How to Avoid Pet Scams!
Updated: Apr 20, 2022
As a breeder, one of the saddest stories I hear is the story of someone who has saved their hard earned money, sometimes for a number of years, in the hopes of buying that pet that have always dreamed of, only to get scammed out of their money and their heart broken by not receiving an animal they have already fallen in love with. Sometimes they are trying to fill a void left by the loss of a much beloved furry member of the family, or maybe it's always been a goal to get that special breed of pet that has for so long captured their interest. These individuals are already emotionally invested in an animal that doesn't exist, and it is especially devastating to individuals who are already suffering from the loss of a beloved pet.
When someone expresses an interest in one of my kittens, I always hear "There are so many scammers out there. I just don't know who I can trust." "How do I know I can trust you?" To answer these questions, I have put together some ideas of how you can verify that:
#1 The pet you are interested in is indeed in the possession of the breeder - and -
#2 The breeder is legitimate
My first suggestion is always this: Browse their website thoroughly. Key word "website". Websites are not usually free, and they take maintenance, which is/can be a serious time investment. If the breeder does not have a website, I would start to question their authenticity. This does not imply that there are not good breeders out there that only sell on social media, because that is certainly not the case. However, if you are not familiar with them and you need extra piece of mind, a website can tell you a lot about the breeder and whether or not they are legitimate.
A legitimate breeder will almost usually have a "theme" or pattern to their photos, most of the time, unintentional. Many breeders can simply look at the photo of a kitten, and tell you who the breeder of that kitten is because of the background in the photos, or by the style of photography. Many breeders take "in the moment" photos of their kittens, meaning they don't set up props and fancy backgrounds with extra lighting to capture the best image of the little fluffers. Their photos will be recognizable from the landscaping, furniture, color of walls, decorating schemes, etc. Browse the website, and this "theme" will be consistent throughout. Other breeders are masterful photographers, amazing with holiday and seasonal themes, and just make me so jealous of the uncanny skills of getting fluffers to pose for pictures! This talent will be consistent in every one of their photos, again, lending credence to their legitimacy. If you go to a website and every background is different, some photos are staged and others are not, and the decorating scheme seems all over the place, this person has likely stolen other breeders pictures and posted them on their social media or website. I have seen these myself. I have even seen some of my own photos that were stolen from my Facebook page on someone else's scam account. Many breeders have started using watermarks on their photos, which is an excellent idea because it keeps scammers from being able to use their photos. Many websites will not allow anyone to download the photos on them, like mine, keeping scammers from stealing them. So look for consistency with the photos. Also, the kittens will all look similar from the same litter. If someone has a litter of kittens that is a "potpourri" litter and there are no photos of the parents, beware.

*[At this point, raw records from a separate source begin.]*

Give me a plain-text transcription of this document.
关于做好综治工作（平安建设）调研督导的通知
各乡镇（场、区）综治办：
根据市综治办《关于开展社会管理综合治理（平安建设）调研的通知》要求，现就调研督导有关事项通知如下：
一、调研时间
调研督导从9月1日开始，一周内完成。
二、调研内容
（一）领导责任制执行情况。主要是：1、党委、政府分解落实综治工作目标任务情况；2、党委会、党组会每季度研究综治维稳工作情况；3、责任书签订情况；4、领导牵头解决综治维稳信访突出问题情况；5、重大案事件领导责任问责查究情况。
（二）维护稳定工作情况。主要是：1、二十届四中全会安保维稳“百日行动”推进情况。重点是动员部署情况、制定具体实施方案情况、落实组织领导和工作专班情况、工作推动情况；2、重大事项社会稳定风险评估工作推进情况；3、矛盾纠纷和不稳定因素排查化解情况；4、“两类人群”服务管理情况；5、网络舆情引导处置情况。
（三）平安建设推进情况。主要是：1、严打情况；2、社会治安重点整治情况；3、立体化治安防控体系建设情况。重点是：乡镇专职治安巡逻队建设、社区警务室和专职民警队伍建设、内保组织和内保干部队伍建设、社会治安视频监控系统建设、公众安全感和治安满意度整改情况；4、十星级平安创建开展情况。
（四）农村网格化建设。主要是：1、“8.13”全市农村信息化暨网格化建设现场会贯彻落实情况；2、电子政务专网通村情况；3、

If you find yourself interested in a kitten and reach out to the breeder via social media or their website, don't be afraid to ask for a facetime call, zoom, or a video of them with the kitten. Most breeders will be more than happy to do this because it is an opportunity to show you the kitten, answer any questions, and show you the parents. This will let you know that the person you are talking to does indeed have the kitten you are interested in.
**Ask for a referral.** When I am talking to someone who is having a hard time trusting after being scammed, I will refer them to another breeder. Not because I am irritated or not wanting to sell that person a kitten, but because that is what good breeders do. I have three breeders that are in my "circle" (every breeder has a circle) and I would not hesitate to send a prospective buyer to one of them. Sometimes there will be something about someone else's site or social media pages that will just make someone feel more comfortable with the process, and I totally understand that. By referring a family to another breeder I haven't lost anything, and possibly gained trust for a future fur baby purchase or referral.

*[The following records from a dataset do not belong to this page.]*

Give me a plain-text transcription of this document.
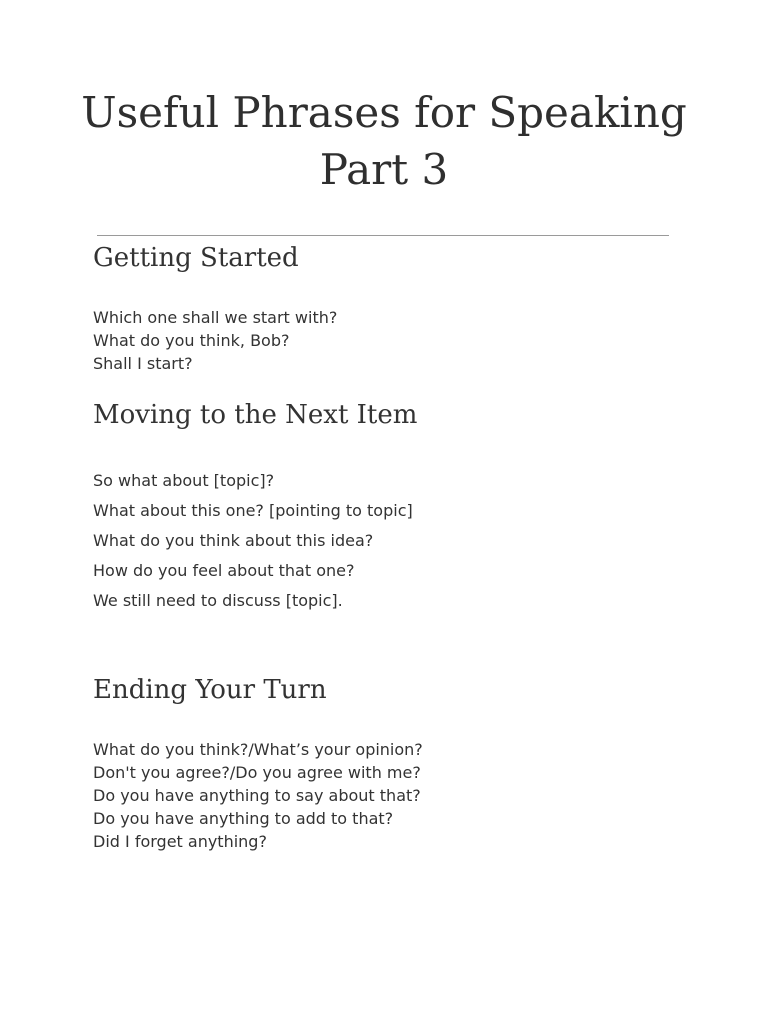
Useful Phrases for Speaking
Part 3
Getting Started
Which one shall we start with?
What do you think, Bob?
Shall I start?
Moving to the Next Item
So what about [topic]?
What about this one? [pointing to topic]
What do you think about this idea?
How do you feel about that one?
We still need to discuss [topic].
Ending Your Turn
What do you think?/What’s your opinion?
Don't you agree?/Do you agree with me?
Do you have anything to say about that?
Do you have anything to add to that?
Did I forget anything?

Lastly, ask questions that can be verified. Who are they registered through? Who is their veterinarian?
Most breeders will tell you whether they are registered through CFA or TICA (most common in the United States), and the exact name the cattery is registered under. From there you can go to those organizations and look the cattery up. Due to the large number of breeders who have had their registration papers stolen and used in scamming circles, most breeders will not send copies of them out any more. Breeders will also not show copies of the pedigrees until after purchase because those can be stolen as well and used as tools to lure victims into pet scams. So, ask who their veterinarian is. My veterinarian will verify to someone that I am indeed a client there. That is all they will tell anyone, but they know that for me this is a method of verification for prospective buyers.

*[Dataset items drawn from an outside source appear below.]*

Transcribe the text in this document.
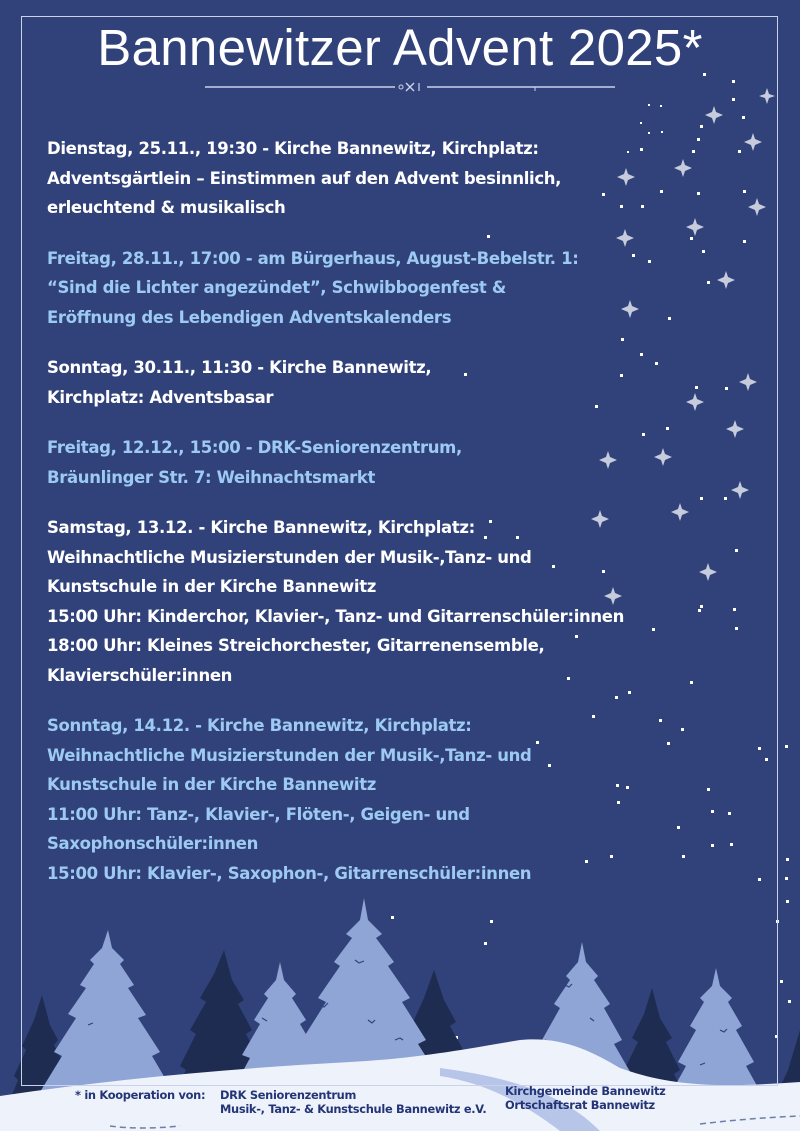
Bannewitzer Advent 2025*
Dienstag, 25.11., 19:30 - Kirche Bannewitz, Kirchplatz:
Adventsgärtlein – Einstimmen auf den Advent besinnlich,
erleuchtend & musikalisch
Freitag, 28.11., 17:00 - am Bürgerhaus, August-Bebelstr. 1:
“Sind die Lichter angezündet”, Schwibbogenfest &
Eröffnung des Lebendigen Adventskalenders
Sonntag, 30.11., 11:30 - Kirche Bannewitz,
Kirchplatz: Adventsbasar
Freitag, 12.12., 15:00 - DRK-Seniorenzentrum,
Bräunlinger Str. 7: Weihnachtsmarkt
Samstag, 13.12. - Kirche Bannewitz, Kirchplatz:
Weihnachtliche Musizierstunden der Musik-,Tanz- und
Kunstschule in der Kirche Bannewitz
15:00 Uhr: Kinderchor, Klavier-, Tanz- und Gitarrenschüler:innen
18:00 Uhr: Kleines Streichorchester, Gitarrenensemble,
Klavierschüler:innen
Sonntag, 14.12. - Kirche Bannewitz, Kirchplatz:
Weihnachtliche Musizierstunden der Musik-,Tanz- und
Kunstschule in der Kirche Bannewitz
11:00 Uhr: Tanz-, Klavier-, Flöten-, Geigen- und
Saxophonschüler:innen
15:00 Uhr: Klavier-, Saxophon-, Gitarrenschüler:innen
* in Kooperation von: DRK Seniorenzentrum
Musik-, Tanz- & Kunstschule Bannewitz e.V.
Kirchgemeinde Bannewitz
Ortschaftsrat Bannewitz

But what if you are interested in a kitten from a breeder overseas?? Look through their social media friends list. You will likely see a breeder in the United States in their friends list. Be nosey. If you see several breeders in their friends list, they are likely legitimate. If you see none, I would be skeptical.
I hope that you find this little blog helpful. Remember: take your time when searching for the perfect fluffer friend, do your research and ask lots of questions. Ask for that video call. Ask for additional pictures. If the breeder is local, ask to see the fluffer in person before you place a deposit. Lastly, look for a rescue organization for that particular breed. That may be a great place to find the purrfect fluffer friend.